Selma Sonntag, department chair of government and politics, said she did not attend the event because she thinks it was not adequately communicated to faculty members and students what the purpose of his talk was.

“I think the guy came here to sell this community and all other communities on a war with Iraq,” Sonntag said.

Sievers delved into the many complex issues at hand concerning Iraq by saying, “I don’t deal with Iraq,” but “Iraq in many ways poses a serious threat to regional security.”

At the end of the Gulf War, Iraq was required to dismantle all weapons of mass destruction and “the inspectors in many ways were successful,” he said. However, “there are considerable unresolved issues in the capabilities and systems Iraq contained.”

Sievers said, “If Iraq does not cooperate with the United Nations, there will be severe consequences.”

When asked about previous American support for Iraq and its alleged shipment of chemical weapons to the friend that has become foe, Sievers said, “I’m not aware of evidence that the United States supplied chemical weapons to Iraq. There was an effort by the United States to help the Iraqis. It’s certainly true that at some point, particularly in the late ‘80s, there was closeness between the United States and Iraq.”

Sievers’ statement is inconsistent with records from the Centers for Disease Control and Prevention in the early ‘90s and the Senate Banking Committee report in 1994.
According to the report, the CDC and a biological sample company sent strains of anthrax and other deadly pathogens — including the West Nile Virus — directly to the Iraqi Atomic Energy Commission among other agencies involved in Iraq’s weapons programs.

In late September, Jonathan Tucker, a former U.N. weapons inspector, said the United States delivered “samples that Iraq said had a legitimate public health purpose, which I think was naïve to believe, even at the time.”

Sievers hailed the United States’ bombing of several buildings where the alleged production of weapons of mass destruction was underway.

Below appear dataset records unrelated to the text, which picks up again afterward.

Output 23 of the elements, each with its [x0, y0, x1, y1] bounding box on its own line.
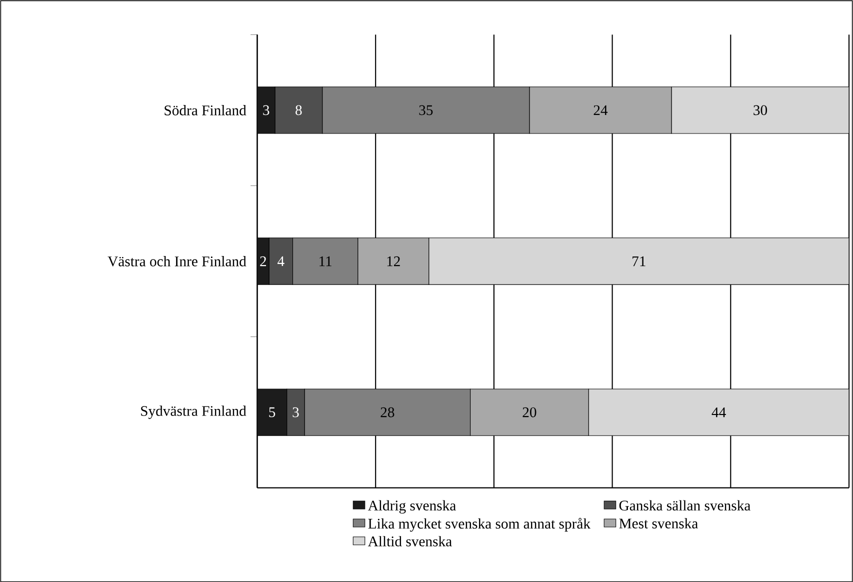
data-label: 5: [269, 407, 276, 417]
data-label: 71: [632, 256, 646, 266]
legend-label: Alltid svenska: [368, 536, 452, 546]
data-label: 2: [260, 256, 266, 266]
legend-label: Lika mycket svenska som annat språk: [368, 518, 591, 532]
legend-label: Mest svenska: [619, 518, 698, 528]
legend-label: Aldrig svenska: [368, 500, 456, 514]
data-label: 8: [296, 105, 302, 115]
y-tick-label: Västra och Inre Finland: [108, 256, 246, 266]
data-label: 30: [754, 105, 768, 115]
data-label: 28: [380, 407, 394, 418]
data-label: 20: [522, 407, 536, 418]
data-label: 3: [292, 407, 299, 417]
data-label: 4: [278, 256, 284, 266]
data-label: 3: [263, 105, 270, 115]
legend-label: Ganska sällan svenska: [619, 500, 750, 510]
data-label: 24: [594, 105, 608, 115]
data-label: 11: [320, 256, 332, 266]
data-label: 35: [419, 105, 433, 115]
data-label: 12: [387, 256, 400, 266]
y-tick-label: Sydvästra Finland: [141, 405, 246, 419]
data-label: 44: [712, 407, 726, 417]
y-tick-label: Södra Finland: [164, 104, 246, 116]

In “Terrorism: Theirs and Ours,” Eqbal Ahmad, a professor of political science critical of U.S. policy in the Middle East, wrote, “There is increasing evidence now that the pharmaceutical factory which was hit in Khartoum, Sudan, was not producing any chemical weapons or any weapons of mass destruction. The U.S. government claimed that its intelligence says that it was. But if there is anything that distinguishes the intelligence of the United States, or any other country, it is the number of times they are wrong.”

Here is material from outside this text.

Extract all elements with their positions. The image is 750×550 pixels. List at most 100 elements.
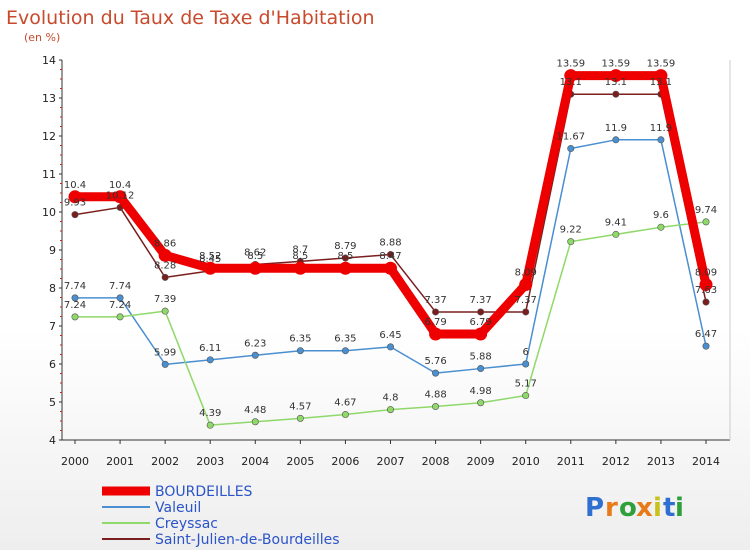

Nearing the end of his presentation Sievers was becoming noticeably tired with the incessant questions and minor concessions were made amid heckles from a few members of the audience.

“There is probably a double standard in terms of great powers and not-so-great powers,” Sievers admitted.

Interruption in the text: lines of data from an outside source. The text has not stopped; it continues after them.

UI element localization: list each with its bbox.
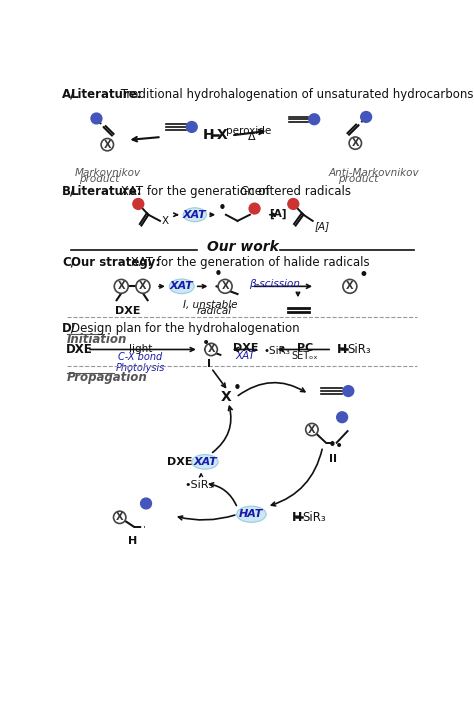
Text: •: •	[358, 266, 368, 284]
Text: product: product	[79, 174, 119, 184]
Circle shape	[101, 138, 113, 151]
Text: XAT for the generation of halide radicals: XAT for the generation of halide radical…	[128, 255, 370, 269]
Text: [A]: [A]	[269, 209, 287, 219]
Text: XAT for the generation of: XAT for the generation of	[117, 185, 273, 197]
Text: PC: PC	[297, 343, 313, 353]
Circle shape	[218, 279, 232, 293]
Circle shape	[249, 203, 260, 214]
Circle shape	[114, 279, 128, 293]
Text: Initiation: Initiation	[67, 333, 128, 345]
Text: A/: A/	[63, 87, 76, 101]
Text: •: •	[202, 336, 210, 350]
Circle shape	[186, 121, 197, 133]
Text: SiR₃: SiR₃	[347, 343, 371, 356]
Text: •: •	[233, 381, 242, 396]
Text: Our work: Our work	[207, 240, 279, 254]
Circle shape	[133, 199, 144, 209]
Circle shape	[113, 511, 126, 524]
Text: X: X	[346, 281, 354, 291]
Text: Design plan for the hydrohalogenation: Design plan for the hydrohalogenation	[71, 321, 300, 335]
Text: XAT: XAT	[235, 351, 255, 361]
Text: Δ: Δ	[247, 133, 255, 142]
Text: H: H	[337, 343, 347, 356]
Text: X: X	[118, 281, 125, 291]
Text: light: light	[129, 344, 152, 354]
Ellipse shape	[192, 455, 218, 470]
Text: X: X	[220, 391, 231, 404]
Text: DXE: DXE	[115, 307, 140, 317]
Text: I, unstable: I, unstable	[183, 300, 237, 310]
Text: X: X	[139, 281, 146, 291]
Text: I: I	[207, 360, 211, 369]
Circle shape	[136, 279, 150, 293]
Text: H: H	[128, 536, 137, 546]
Text: H: H	[203, 128, 215, 142]
Circle shape	[306, 424, 318, 436]
Circle shape	[343, 386, 354, 396]
Text: Anti-Markovnikov: Anti-Markovnikov	[329, 168, 419, 178]
Text: X: X	[217, 128, 228, 142]
Text: XAT: XAT	[183, 209, 207, 220]
Text: DXE: DXE	[167, 457, 192, 467]
Text: XAT: XAT	[193, 457, 217, 467]
Text: Traditional hydrohalogenation of unsaturated hydrocarbons: Traditional hydrohalogenation of unsatur…	[117, 87, 473, 101]
Circle shape	[288, 199, 299, 209]
Text: C-X bond
Photolysis: C-X bond Photolysis	[116, 352, 165, 374]
Text: X: X	[308, 424, 316, 434]
Text: Propagation: Propagation	[67, 371, 148, 384]
Text: SiR₃: SiR₃	[302, 511, 326, 524]
Circle shape	[91, 113, 102, 124]
Text: Our strategy:: Our strategy:	[71, 255, 160, 269]
Text: •SiR₃: •SiR₃	[264, 346, 291, 357]
Text: X: X	[221, 281, 229, 291]
Circle shape	[343, 279, 357, 293]
Text: B/: B/	[63, 185, 75, 197]
Text: [A]: [A]	[314, 221, 329, 231]
Text: Literature:: Literature:	[71, 87, 143, 101]
Circle shape	[309, 114, 319, 125]
Text: DXE: DXE	[65, 343, 92, 356]
Ellipse shape	[169, 279, 194, 294]
Text: product: product	[338, 174, 379, 184]
Circle shape	[337, 412, 347, 422]
Text: X: X	[352, 138, 359, 148]
Text: C/: C/	[63, 255, 75, 269]
Text: C: C	[240, 185, 248, 197]
Text: radical: radical	[197, 307, 232, 317]
Text: -centered radicals: -centered radicals	[245, 185, 352, 197]
Text: SETₒₓ: SETₒₓ	[292, 351, 318, 361]
Text: X: X	[116, 513, 123, 522]
Text: X: X	[162, 216, 169, 226]
Text: β-scission: β-scission	[249, 278, 300, 288]
Text: X: X	[208, 345, 215, 355]
Ellipse shape	[183, 208, 207, 221]
Circle shape	[205, 343, 218, 355]
Text: •SiR₃: •SiR₃	[185, 480, 214, 490]
Circle shape	[349, 137, 362, 149]
Text: •: •	[213, 267, 222, 283]
Text: II: II	[329, 454, 337, 464]
Text: peroxide: peroxide	[226, 126, 271, 136]
Text: D/: D/	[63, 321, 76, 335]
Text: X: X	[103, 140, 111, 149]
Text: DXE: DXE	[233, 343, 258, 353]
Text: HAT: HAT	[239, 509, 264, 520]
Circle shape	[361, 111, 372, 123]
Text: H: H	[292, 511, 302, 524]
Text: •: •	[218, 201, 227, 216]
Text: Literature:: Literature:	[71, 185, 143, 197]
Text: Markovnikov: Markovnikov	[75, 168, 141, 178]
Ellipse shape	[237, 506, 266, 522]
Circle shape	[141, 498, 152, 509]
Text: •: •	[328, 438, 336, 453]
Text: •: •	[335, 439, 343, 453]
Text: XAT: XAT	[170, 281, 193, 291]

In conclusion to the barrage of questions, he said he planned to go back to the State Department and inform it of the dissent and disapproval he saw at HSU.

However, when asked if he would dare to speak out against the war and use this opportunity among skeptics of U.S. policies to dissent, “no” was his quick response. His reason offered was that avenues for dissent exist within the department and he would have to resign to publicly criticize department policies.